Still, that argument has been disputed by others.
Steve Vladeck and Tess Bridgeman at Just Security, a website run by the Reiss Center on Law and Security at New York University School of Law, called the Washington Times report "a trial balloon".
While criticising the piece for citing a slew of anonymous sources and being based on hypotheticals, they questioned the claim that Iran is harbouring al-Qaeda. "It's not remotely clear as a matter of fact or as a matter of law that such a claim holds water," they wrote.
Further, it's unclear whether the 2001 AUMF would even apply to Iran in this case, Bridgeman wrote last year.
"It's questionable whether the 2001 AUMF would apply to a country harbouring [al-Qaeda] today, as opposed to a country that 'harboured' (past tense) those groups on or before 9/11, the clear intent of the statutory authorisation," she wrote.

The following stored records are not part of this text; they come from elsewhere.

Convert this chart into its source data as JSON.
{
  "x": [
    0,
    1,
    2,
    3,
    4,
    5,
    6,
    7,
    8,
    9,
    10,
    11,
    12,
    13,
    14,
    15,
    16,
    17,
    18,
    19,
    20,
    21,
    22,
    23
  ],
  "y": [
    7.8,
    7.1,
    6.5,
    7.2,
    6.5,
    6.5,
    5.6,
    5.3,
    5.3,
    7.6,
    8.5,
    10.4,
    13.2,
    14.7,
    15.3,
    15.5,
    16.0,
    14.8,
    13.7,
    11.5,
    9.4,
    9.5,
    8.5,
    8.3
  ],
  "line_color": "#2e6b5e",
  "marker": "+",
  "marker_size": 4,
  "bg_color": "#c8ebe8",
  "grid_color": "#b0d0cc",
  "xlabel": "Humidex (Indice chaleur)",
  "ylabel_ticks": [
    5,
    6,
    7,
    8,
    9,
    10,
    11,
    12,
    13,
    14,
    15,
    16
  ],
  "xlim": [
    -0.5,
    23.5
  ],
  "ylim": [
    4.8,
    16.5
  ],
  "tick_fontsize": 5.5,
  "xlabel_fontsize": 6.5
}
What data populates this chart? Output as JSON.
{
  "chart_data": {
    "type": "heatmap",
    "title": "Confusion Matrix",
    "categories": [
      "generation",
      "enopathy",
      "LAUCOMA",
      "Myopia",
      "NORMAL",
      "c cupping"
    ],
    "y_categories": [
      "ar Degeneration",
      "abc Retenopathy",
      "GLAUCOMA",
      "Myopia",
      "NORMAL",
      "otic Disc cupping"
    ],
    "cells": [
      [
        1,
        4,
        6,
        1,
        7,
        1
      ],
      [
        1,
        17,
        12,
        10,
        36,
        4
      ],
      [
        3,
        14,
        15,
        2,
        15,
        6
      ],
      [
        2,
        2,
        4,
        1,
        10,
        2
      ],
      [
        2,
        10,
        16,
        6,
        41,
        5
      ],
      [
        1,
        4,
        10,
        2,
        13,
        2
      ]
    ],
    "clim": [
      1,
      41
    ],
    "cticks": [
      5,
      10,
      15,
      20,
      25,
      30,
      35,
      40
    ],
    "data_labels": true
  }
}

"At least without more information, it's hard to see how this adds up to a legitimate claim that the 2001 AUMF would authorise the use of force against Iran for having 'harboured' those who committed the 9/11 attacks."
Lawmakers demand oversight
US lawmakers have for years sought to restrict the current AUMF amid concerns the legislation is too broad and has been liberally applied to pull the US into a series of military conflicts in the Middle East.
Last month, shortly before tensions increased between Washington and Tehran, a bipartisan group of US senators introduced legislation that would prohibit the Trump administration from unilaterally attacking Iran without Congress's approval.
The bill, called the Prevention of Unconstitutional War with Iran Act of 2019, states that "no funds may be used for kinetic military operations in or against Iran" without approval from Congress.
"The ongoing saber-rattling inches us closer and closer to conflict, borrowing from the same playbook that launched us into the failed invasion of Iraq, and endangering our national security, jeopardising our diplomatic interests and alarming our allies," Democratic Senator Tom Udall, one of the bill's co-sponsors, said in a statement.
"The consequences of war with Iran would be catastrophic ... Congress must assert its constitutional authority to halt the march to war."